The District Court of Appeal of the State of Florida, Fourth District, recently affirmed a final judgment of foreclosure in plaintiff mortgagee’s favor, holding that the plaintiff mortgagee was not required to send a second notice of default after it voluntarily dismissed its first foreclosure action before filing the second foreclosure action.
A copy of the opinion in Michael E. Sill a/k/a Michael Sill v. JPMorgan Chase Bank, National Association is available at: Link to Opinion.
In April 2007, the borrower signed a promissory note and mortgage securing the loan, but defaulted on July 1, 2009. Pursuant to paragraph 22 of the mortgage, the mortgagee sent a notice of default on Aug. 28, 2009 warning that borrower had 30 days to cure the default or the loan would be accelerated.
The borrower failed to cure the default and the mortgagee filed a foreclosure action in October 2009. The mortgagee then voluntarily dismissed the case, but six weeks later, filed a second foreclosure action based on the same default.
The trial court entered a final judgment of foreclosure, which the borrower appealed. On appeal, the Appellate Court disagreed with the borrower’s argument that the mortgagee was required to send a second notice of default before filing the second foreclosure action.

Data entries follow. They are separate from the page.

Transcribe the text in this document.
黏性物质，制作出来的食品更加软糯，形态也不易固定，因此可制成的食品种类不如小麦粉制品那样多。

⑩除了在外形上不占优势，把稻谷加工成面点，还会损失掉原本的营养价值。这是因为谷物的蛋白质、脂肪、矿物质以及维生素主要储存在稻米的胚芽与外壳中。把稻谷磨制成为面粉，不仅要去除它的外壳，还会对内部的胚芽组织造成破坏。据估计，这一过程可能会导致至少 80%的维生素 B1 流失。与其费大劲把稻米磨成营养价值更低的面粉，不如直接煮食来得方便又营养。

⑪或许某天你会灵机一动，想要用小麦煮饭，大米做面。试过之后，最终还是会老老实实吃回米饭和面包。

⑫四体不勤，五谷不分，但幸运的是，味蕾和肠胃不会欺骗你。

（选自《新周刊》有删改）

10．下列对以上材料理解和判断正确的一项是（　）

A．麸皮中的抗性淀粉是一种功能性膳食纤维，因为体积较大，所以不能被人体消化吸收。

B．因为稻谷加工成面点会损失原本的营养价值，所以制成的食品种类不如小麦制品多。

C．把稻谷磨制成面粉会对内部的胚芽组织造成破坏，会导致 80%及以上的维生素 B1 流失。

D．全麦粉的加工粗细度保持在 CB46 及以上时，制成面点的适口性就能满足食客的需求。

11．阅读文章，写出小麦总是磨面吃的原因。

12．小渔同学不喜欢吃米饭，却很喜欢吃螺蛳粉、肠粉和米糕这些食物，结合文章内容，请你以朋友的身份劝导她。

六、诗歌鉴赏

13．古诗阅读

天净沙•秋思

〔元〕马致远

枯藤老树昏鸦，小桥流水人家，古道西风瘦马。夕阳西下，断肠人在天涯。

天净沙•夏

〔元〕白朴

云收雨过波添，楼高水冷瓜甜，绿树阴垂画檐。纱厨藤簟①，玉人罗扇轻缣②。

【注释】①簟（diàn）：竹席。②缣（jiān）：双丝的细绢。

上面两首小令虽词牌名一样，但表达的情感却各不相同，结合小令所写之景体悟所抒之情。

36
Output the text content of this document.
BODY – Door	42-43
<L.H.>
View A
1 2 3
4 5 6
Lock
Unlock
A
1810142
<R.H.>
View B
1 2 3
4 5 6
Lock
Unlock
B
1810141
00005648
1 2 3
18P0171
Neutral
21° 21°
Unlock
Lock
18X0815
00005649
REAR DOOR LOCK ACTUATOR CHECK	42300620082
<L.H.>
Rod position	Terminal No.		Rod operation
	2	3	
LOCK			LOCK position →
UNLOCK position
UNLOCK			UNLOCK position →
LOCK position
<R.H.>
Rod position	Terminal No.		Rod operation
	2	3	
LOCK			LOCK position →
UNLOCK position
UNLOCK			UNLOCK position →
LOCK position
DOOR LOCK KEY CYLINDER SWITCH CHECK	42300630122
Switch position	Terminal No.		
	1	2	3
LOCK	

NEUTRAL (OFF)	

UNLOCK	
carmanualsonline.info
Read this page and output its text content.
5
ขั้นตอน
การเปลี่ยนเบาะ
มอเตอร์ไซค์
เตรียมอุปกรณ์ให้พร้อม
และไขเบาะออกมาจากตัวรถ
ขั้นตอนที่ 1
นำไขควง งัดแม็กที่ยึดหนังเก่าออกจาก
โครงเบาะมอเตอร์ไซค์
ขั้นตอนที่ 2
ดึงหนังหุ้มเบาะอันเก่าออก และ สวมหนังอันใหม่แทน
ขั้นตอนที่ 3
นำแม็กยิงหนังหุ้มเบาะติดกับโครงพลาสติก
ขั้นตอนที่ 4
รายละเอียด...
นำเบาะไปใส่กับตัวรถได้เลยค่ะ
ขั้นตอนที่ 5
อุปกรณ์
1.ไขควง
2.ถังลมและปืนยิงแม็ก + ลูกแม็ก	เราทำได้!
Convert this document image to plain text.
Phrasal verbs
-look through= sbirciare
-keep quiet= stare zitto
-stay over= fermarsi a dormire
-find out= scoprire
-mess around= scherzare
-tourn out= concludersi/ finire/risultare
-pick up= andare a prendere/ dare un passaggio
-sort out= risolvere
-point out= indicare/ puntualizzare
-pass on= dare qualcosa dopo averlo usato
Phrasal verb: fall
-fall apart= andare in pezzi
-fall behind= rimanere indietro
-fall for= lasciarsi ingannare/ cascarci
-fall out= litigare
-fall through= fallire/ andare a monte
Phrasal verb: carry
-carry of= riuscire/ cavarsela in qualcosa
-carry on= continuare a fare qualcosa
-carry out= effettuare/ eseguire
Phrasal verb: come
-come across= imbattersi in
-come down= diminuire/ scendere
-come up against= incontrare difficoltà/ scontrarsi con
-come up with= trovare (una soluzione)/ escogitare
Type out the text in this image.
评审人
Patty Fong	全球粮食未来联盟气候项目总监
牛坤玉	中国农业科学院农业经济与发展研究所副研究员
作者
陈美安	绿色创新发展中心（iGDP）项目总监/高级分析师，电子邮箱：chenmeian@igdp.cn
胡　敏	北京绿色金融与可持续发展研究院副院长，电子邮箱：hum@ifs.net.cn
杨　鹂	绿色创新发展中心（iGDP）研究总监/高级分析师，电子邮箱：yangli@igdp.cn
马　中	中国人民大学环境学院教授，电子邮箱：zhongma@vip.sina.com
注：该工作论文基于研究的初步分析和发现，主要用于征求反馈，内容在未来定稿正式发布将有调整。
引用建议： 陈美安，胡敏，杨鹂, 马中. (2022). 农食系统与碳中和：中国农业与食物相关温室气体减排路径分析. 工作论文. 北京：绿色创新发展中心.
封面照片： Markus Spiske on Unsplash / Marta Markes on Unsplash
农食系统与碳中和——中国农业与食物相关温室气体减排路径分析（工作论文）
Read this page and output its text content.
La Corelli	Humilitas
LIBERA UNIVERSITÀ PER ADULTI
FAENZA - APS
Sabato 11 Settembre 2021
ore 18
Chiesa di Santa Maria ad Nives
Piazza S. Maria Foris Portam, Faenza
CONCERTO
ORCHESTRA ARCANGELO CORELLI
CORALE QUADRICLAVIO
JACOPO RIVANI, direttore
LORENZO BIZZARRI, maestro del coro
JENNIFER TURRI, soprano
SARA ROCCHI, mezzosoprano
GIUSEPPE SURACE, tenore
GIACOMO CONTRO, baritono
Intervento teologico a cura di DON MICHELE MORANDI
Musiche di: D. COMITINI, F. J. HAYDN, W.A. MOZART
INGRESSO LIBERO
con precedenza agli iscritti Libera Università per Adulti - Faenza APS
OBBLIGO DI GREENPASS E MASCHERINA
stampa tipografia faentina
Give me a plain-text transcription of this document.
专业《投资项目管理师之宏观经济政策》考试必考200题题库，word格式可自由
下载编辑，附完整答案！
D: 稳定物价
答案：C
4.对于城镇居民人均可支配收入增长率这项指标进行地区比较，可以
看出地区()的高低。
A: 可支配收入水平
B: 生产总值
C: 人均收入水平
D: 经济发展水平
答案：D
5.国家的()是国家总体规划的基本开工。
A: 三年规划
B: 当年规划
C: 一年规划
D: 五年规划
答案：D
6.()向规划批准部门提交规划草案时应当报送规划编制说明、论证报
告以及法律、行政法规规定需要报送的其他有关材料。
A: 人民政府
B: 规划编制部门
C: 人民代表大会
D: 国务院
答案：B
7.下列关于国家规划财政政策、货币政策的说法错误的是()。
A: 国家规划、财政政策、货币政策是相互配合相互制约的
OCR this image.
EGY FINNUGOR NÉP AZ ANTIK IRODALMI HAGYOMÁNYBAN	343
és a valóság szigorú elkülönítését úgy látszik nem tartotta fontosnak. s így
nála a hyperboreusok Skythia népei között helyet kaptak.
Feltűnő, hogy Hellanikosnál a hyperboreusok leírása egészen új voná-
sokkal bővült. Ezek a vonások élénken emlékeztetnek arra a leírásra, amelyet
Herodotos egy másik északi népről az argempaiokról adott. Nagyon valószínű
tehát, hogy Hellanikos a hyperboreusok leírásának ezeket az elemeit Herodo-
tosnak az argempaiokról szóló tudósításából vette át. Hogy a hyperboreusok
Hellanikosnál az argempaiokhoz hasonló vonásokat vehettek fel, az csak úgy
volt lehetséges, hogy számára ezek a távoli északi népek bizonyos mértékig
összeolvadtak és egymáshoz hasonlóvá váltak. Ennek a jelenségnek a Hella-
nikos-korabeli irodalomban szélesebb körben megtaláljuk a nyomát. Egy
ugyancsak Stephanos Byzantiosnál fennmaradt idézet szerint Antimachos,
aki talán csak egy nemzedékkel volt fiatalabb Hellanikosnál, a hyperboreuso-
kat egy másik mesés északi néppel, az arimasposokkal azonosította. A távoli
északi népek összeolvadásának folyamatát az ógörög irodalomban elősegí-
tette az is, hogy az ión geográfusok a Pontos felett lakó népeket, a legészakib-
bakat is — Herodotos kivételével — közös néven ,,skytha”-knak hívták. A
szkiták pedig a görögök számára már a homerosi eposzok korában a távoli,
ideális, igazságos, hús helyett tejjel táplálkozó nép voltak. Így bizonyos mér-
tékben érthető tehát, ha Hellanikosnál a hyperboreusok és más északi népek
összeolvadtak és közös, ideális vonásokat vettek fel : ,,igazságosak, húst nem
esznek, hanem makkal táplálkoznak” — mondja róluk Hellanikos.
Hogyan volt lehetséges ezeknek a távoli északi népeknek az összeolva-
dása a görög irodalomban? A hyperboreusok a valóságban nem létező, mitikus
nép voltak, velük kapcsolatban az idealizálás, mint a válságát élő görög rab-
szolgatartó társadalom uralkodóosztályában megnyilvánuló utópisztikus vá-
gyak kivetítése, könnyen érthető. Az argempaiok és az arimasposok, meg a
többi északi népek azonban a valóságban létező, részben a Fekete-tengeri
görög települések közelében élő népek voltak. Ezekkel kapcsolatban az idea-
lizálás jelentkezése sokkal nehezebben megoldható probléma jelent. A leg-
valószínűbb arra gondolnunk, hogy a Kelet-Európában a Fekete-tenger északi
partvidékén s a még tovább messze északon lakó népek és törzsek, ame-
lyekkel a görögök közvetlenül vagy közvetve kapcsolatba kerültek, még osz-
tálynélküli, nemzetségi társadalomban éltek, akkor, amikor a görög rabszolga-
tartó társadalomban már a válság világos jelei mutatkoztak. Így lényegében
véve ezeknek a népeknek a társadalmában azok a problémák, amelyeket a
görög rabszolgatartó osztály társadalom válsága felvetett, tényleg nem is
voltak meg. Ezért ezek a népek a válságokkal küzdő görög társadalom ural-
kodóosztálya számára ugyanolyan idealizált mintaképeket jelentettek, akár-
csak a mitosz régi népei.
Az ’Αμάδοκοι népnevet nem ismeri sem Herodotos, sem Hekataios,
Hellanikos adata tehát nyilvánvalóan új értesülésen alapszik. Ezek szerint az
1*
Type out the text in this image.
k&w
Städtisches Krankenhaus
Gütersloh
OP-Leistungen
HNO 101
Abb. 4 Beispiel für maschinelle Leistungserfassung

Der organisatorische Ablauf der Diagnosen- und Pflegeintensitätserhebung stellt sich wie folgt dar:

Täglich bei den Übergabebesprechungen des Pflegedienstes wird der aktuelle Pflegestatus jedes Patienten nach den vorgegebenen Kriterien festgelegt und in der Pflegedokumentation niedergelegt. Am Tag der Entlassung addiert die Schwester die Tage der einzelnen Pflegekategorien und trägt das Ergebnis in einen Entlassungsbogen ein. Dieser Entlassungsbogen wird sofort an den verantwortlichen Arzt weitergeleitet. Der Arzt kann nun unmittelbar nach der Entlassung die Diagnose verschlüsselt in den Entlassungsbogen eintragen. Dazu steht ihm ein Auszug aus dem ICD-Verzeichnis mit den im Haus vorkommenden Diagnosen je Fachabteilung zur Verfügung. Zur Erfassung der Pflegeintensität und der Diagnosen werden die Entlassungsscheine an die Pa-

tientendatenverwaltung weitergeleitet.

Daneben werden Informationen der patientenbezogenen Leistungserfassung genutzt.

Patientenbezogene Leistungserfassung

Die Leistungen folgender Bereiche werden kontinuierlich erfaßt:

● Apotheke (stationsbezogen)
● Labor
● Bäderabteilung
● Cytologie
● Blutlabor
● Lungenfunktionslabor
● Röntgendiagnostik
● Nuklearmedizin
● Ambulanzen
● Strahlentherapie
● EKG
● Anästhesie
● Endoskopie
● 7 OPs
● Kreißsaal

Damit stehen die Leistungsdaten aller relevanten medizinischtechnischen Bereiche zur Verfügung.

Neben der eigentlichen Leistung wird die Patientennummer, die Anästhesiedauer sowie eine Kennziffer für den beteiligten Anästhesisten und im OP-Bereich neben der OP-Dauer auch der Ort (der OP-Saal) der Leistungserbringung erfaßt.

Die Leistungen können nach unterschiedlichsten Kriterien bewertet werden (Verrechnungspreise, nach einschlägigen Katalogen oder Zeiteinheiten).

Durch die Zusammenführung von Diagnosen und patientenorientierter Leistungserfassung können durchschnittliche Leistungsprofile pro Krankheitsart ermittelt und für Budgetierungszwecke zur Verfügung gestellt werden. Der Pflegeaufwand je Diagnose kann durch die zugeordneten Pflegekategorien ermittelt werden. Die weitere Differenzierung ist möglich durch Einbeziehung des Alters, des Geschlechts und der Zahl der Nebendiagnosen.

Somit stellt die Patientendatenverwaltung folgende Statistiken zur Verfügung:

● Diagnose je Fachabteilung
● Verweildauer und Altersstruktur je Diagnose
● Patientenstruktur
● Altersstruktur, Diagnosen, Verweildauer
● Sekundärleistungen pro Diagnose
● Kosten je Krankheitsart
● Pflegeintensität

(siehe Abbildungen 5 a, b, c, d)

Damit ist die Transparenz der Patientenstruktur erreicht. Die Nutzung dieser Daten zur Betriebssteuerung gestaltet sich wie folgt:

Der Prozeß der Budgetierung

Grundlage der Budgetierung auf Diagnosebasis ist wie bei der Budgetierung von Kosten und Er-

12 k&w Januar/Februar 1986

First, the Appellate Court cited the Fifth District Court of Appeal’s 1998 decision in Kuper v. Perry, which involved a pre-suit notice required by Florida’s sovereign immunity statute, where the First District held that a second notice was not required after the first suit was voluntarily dismissed before filing suit again because the complaints involved the same facts, parties and causes of action, and thus “there was no practical purpose in requiring an additional notice.”
The Appellate Court then cited its own recent 2015 decision, Schindler v. Bank of N.Y. Mellon Trust Co., which held that “a borrower is entitled to a new notice before the second complaint is filed … where the dismissal of the first complaint was an adjudication on the merits.”
The Court reasoned that in the case at bar “the first complaint was voluntarily dismissed without prejudice, and thus was not an adjudication on the merits and the second complaint was premised on the same July 2009 default, and, as in the Fifth District Kuper ruling, “involved the same facts, relief, claimants, causes of action, and allegations.”
Because the mortgagee filed the second foreclosure action “less than two months after it voluntarily dismissed the first suit…,” the borrower did not make any payments between the 2009 notice of default and the filing of the second complaint in 2013 and the “mortgage does not require that a new notice of default be sent,” the Appellate Court held that the first notice of default “remained valid and a second notice of default was not required before filing the second complaint based on the same default.”
Accordingly, the final judgment of foreclosure was affirmed.